Süddeutsche Zeitung

Schalke verliert:Leicht verbessert und doch haushoch unterlegen

Auch gegen Leipzig ist Schalke 04 chancenlos. Neben vier Gegentoren muss das Team von Manuel Baum zwei Verletzte beklagen.

Von Javier Cáceres, Leipzig

Zu den längsten Serien der Welt gehören "Die Simpsons". Jene Zeichentrickserie aus den USA, in der Homer Simpson erstaunliche Sinnsprüche von sich gab. Zum Beispiel jenen, den er seiner Frau mal entgegengeschleudert hat: "Theoretisch, Marge, theoretisch funktioniert auch der Kommunismus." Theoretisch hat der FC Schalke 04 eine gute Fußballmannschaft. Und man wird es kaum glauben, sie zeigten es am Samstagabend sogar eine Zeit lang. Bis sie dann eben doch einbrachen und am Ende bei der völlig überlegenen Mannschaft von RB Leipzig mit 0:4 verloren.

Die Assoziation mit den Serien wecken die Schalker, weil sie nun schon 19 Spiele ohne Sieg aneinandergereiht haben.
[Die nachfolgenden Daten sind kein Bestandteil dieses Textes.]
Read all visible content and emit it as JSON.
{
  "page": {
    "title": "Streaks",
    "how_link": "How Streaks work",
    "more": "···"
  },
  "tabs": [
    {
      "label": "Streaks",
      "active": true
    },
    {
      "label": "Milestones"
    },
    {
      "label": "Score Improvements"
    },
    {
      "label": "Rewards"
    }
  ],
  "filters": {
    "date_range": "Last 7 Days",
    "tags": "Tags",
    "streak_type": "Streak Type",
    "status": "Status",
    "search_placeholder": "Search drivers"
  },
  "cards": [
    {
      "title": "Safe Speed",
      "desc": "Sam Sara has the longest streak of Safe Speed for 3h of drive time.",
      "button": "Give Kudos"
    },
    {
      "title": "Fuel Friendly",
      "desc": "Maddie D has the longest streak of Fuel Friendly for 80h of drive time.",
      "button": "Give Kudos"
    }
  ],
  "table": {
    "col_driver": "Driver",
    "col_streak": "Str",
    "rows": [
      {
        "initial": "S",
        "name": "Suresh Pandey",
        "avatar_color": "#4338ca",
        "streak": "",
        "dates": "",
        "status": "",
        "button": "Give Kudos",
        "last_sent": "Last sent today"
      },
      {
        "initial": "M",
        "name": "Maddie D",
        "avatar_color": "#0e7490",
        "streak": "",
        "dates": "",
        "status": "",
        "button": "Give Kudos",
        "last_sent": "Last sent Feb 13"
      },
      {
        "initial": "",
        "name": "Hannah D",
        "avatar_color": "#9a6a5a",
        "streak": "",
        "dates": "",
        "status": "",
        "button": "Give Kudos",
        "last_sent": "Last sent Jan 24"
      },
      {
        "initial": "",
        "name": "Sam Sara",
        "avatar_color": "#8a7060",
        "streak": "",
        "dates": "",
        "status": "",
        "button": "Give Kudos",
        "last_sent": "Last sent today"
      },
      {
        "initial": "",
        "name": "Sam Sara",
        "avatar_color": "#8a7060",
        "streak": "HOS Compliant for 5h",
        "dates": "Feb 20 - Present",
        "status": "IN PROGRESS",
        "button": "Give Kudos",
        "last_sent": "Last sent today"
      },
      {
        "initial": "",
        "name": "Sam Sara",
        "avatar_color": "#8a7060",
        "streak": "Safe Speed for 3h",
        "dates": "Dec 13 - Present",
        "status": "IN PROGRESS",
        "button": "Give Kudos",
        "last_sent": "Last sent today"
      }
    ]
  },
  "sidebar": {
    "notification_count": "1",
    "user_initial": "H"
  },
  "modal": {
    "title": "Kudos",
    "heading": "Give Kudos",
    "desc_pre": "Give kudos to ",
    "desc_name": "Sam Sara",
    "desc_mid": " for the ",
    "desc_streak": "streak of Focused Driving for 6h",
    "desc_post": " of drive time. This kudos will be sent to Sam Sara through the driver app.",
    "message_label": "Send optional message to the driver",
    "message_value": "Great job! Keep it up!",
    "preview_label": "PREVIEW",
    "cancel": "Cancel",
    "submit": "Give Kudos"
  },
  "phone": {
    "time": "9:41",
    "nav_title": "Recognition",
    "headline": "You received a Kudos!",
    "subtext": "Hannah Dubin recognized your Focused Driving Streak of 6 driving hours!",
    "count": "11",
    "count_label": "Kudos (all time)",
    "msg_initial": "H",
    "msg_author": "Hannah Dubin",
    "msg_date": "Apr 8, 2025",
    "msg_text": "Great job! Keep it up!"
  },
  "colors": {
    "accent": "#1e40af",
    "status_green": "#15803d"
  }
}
Oder, wie es das Magazin 11Freunde dieser Tage formulierte: "Die Mann­schaft hat zum letzten Mal vor acht Monaten ein Pflicht­spiel gewonnen, als noch nie­mand wusste, wer Chris­tian Drosten ist." Zuletzt sorgten ein 0:8 beim FC Bayern München sowie ein 1:3 gegen Werder Bremen für die Absetzung von Trainer David Wagner; er wurde durch Manuel Baum ersetzt. Fortune brachte das nicht. Lediglich einen Wetterumschwung, der so kurz war wie die Windböen, die kurz vor Beginn der Partie daran erinnerten, dass es ein lauer Herbsttag war, an dem Schalke die dritte Saisonniederlage kassierte - und die Gegentore zwölf bis fünfzehn schlucken musste.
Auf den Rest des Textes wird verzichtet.